Forum: Poser - OFFICIAL


Subject: Critique request

unzipped opened this issue on Apr 13, 2004 ยท 22 posts


unzipped posted Tue, 13 April 2004 at 1:50 PM

This is all great stuff here, thanks for the insights. Let me clarify a couple of things that have been brought up.

  1. The first page actually does occur inside an office, that plant in the background is a potted one. The page prior to that one establishes the setting a bit better (you more clearly see the walls, the desk, etc.). I probably need to darken my marble texture on the walls, and as will be dicsussed further, need to work on lighting more.
  2. By expediency I'm not saying I want to throw up junk most of the time and really bear down on the important panels. I don't plan on glossing over any single frame, they all have a purpose and a mental image that I won't compromise on, there just comes a point where I feel if I haven't nailed it, I'll settle for around 97.5% of what I have in my head once it looks like 100% will cost me another ten hours. I do want to achieve an overall high quality feel, look and approach, and then maybe go a few extra miles with key paenels. I've got a decent workflow down which I'm using for all the shots that's got me to this point, it can always be improved on of course. What I do mean is that I really want to avoid things like painting individual hair strands or clothing wrinkles on every frame - high detailed high custom labor intensive type postwork, things that don't really lend themselves to being wrapped up in a nice photoshop action or filter. Believe me, if there was a "make hair look better" action, I'd use it on everything. I want to achieve quality processes and results that are highly reproducable, and then punch up the details when its really necessary. Does that make sense?
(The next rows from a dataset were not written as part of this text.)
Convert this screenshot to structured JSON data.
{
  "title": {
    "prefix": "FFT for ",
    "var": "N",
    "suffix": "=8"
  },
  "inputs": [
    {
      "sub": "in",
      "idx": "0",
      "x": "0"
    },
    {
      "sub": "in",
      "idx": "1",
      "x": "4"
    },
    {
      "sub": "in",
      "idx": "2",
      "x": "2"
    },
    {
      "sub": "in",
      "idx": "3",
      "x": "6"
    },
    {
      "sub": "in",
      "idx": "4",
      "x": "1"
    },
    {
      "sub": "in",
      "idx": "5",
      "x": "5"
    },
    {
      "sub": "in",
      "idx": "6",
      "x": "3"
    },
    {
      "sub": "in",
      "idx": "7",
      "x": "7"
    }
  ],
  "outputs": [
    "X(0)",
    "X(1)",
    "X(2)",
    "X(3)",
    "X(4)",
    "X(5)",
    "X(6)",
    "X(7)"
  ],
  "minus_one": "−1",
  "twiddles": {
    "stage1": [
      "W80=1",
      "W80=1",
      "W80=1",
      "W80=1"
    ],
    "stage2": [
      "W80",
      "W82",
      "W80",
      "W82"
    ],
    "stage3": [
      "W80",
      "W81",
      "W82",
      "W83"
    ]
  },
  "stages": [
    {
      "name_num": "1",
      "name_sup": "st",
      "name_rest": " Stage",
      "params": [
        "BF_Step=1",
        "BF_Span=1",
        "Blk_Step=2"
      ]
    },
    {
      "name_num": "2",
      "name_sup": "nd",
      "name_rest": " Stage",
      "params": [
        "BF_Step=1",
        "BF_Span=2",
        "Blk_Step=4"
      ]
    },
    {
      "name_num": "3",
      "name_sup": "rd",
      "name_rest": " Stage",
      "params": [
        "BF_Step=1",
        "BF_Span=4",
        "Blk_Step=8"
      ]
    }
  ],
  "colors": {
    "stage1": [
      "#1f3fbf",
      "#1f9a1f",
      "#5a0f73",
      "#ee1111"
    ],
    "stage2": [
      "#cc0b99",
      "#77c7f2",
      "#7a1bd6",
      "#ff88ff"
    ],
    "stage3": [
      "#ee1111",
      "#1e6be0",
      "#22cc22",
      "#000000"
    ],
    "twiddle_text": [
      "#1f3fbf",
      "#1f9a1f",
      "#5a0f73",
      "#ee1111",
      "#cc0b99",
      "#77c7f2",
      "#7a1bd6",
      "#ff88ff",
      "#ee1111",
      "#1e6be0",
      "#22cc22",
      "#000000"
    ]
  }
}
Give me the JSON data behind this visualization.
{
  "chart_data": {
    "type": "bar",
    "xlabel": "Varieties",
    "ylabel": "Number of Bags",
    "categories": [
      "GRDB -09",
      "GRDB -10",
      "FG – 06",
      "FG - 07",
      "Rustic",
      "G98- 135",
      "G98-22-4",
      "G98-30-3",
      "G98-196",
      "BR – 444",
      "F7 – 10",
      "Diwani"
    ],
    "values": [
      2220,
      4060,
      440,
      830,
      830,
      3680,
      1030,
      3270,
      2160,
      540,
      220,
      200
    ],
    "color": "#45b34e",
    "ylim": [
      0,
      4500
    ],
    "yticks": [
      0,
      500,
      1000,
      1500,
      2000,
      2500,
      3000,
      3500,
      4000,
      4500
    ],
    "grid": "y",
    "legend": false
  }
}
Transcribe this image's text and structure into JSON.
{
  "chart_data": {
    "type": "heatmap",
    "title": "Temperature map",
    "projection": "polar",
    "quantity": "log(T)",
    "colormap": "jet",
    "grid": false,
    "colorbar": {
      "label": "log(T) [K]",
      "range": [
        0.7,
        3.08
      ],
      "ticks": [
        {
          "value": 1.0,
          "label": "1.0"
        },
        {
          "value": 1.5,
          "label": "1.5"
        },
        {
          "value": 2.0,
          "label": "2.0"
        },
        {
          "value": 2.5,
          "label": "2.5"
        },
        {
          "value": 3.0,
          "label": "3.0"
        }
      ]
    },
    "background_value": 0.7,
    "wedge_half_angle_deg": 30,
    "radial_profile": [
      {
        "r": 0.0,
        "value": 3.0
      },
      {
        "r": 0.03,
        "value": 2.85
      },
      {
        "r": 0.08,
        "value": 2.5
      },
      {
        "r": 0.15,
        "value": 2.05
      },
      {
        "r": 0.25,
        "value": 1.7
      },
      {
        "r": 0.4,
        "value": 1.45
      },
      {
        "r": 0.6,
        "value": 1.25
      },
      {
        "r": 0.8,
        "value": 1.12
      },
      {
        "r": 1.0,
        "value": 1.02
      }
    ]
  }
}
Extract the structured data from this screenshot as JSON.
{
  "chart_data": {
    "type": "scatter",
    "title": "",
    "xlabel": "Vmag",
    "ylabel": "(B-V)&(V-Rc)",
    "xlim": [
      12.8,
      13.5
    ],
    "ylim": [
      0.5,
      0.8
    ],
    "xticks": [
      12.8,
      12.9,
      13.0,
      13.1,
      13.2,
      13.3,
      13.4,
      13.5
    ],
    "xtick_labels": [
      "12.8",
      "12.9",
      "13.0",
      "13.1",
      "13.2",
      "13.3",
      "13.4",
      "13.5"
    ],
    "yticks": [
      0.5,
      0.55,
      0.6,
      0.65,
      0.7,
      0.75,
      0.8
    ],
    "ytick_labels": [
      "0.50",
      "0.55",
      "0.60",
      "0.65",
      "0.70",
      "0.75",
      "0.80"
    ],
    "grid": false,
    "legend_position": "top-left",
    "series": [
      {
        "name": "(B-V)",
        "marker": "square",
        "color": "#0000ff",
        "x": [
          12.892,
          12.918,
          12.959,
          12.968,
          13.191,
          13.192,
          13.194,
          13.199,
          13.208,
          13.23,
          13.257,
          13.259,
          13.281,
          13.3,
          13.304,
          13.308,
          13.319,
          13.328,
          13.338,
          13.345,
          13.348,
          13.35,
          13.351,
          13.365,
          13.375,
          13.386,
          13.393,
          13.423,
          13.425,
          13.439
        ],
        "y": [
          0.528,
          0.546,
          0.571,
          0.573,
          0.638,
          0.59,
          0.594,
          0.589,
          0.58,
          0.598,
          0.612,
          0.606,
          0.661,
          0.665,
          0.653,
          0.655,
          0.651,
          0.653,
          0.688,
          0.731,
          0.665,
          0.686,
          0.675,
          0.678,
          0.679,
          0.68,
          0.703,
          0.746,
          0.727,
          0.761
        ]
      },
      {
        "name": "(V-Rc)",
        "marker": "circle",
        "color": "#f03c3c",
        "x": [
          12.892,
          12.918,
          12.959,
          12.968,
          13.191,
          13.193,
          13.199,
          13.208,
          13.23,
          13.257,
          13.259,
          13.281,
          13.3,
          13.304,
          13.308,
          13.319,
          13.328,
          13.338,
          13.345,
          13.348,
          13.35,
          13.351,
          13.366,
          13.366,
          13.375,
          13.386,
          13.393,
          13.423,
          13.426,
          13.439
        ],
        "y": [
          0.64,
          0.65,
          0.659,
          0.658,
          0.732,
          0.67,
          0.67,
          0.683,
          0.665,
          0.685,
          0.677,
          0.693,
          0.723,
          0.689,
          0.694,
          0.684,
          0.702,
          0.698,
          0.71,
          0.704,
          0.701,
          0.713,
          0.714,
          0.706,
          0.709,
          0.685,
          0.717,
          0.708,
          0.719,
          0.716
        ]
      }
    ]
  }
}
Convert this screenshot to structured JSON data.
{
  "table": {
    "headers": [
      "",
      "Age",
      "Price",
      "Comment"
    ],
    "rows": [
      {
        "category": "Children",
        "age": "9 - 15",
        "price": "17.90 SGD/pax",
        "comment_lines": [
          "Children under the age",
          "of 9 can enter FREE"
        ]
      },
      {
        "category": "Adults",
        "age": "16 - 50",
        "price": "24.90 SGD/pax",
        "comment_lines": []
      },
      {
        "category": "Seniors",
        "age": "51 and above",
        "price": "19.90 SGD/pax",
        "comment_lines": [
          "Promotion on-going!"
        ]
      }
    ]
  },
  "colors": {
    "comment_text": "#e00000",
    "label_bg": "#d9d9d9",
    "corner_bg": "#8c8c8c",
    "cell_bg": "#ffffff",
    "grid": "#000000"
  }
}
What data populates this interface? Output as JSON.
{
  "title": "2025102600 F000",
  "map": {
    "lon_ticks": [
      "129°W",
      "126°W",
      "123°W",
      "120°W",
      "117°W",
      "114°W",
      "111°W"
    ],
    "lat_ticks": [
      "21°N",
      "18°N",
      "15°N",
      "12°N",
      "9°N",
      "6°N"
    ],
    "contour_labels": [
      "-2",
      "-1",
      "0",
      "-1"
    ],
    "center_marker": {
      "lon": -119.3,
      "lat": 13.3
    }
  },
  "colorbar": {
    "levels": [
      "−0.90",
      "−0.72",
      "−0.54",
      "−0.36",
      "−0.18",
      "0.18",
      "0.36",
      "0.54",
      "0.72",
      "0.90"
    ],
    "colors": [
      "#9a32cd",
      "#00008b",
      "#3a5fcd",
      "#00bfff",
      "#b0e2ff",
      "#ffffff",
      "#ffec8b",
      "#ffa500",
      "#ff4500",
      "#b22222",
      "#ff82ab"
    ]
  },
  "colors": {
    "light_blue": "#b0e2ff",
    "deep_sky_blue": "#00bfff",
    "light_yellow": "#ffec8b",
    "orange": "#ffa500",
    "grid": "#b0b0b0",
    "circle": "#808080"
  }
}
Responses to the critiques so far:

  1. Fish eyed close ups - bingo, you nailed it. Here's where a shortcut came back to bite me. For most shots I used the dolly cam at 100 focal. But on the second page the 2 close ups were with the face cam because I got lazy and didn't want to hassle with repositioning dolly (or aux, or main). I actually set the focal to 35 from 25, but JV is right, it's still fish eyed. I'll definitely give 80 a try in future. Great advice.

  2. The lighting - bingo again. This is tough because I've been struggling with lighting in general for a few months now. I've read Dr. Geep's tutorials a few times (looks like I'll review them again), messed around with RNDA light sets, DAZ complex global lighting (overkill), made my own, all sorts of things. Some times I manage to pull off great lighting (well for me anyway), and sometimes I need to take a walk after particularly grievous renders. In these I definitely was going for UNdramatic lighting - if everything is lit dramatically, the truly dramatic scenes aren't highlighted quite as much - there's really nothing dramatic about the lighting in an office, and that's the sort of "reality" I'm hoping to achieve. Basically these are straight interior shots, so these represent the best of my hamhanded approaches to interior lighting to date. I figure, logically, that I place the light sources where the lights would actually be, fiddle with the color, intensity, shadows and that should get me "realistic" lighting for the room. That's pretty much what I've done here.

It's funny because my first impulse was to say the lighting is too bright in general, while all the comments so far have been that it's actually too dark, at least in relation to the faces. Shows how much I've got to learn. Anyway, maybe my current normal every day interior lighting approach isn't quite there yet, so more advice in this department would only help. On test renders I realized Maggie's face was drastically underlit, so I did make another light and pointed it at her face to help out - should I take this approach to all the figures? I guess the problem is that the lighting in these is too bright in general, and not bright enough where it needs to be. Does that sound about right?

  1. The shadows - probably a side effect of the lighting troubles. There are shadows, even on the floor, but they are definitely too faint on the floor. I think it's probably mainly due to the texture/highlight/reflection on the floor being to bright and washing out the shadows (I was going for a polished marble tile effect, and didn't quite get it - I just couldn't get the right gloss on the floor), if you look at the wall behind them you can more clearly see shadows. I used a map of 1024 and a setting of .6 for the shadows on the main light, and it still looks a bit jagged, perhaps I need to dial that one up more.

Anyway, as I said this is great feedback, I really appreciate it. If people have follow ups or there are more things to be said I'd love to hear them.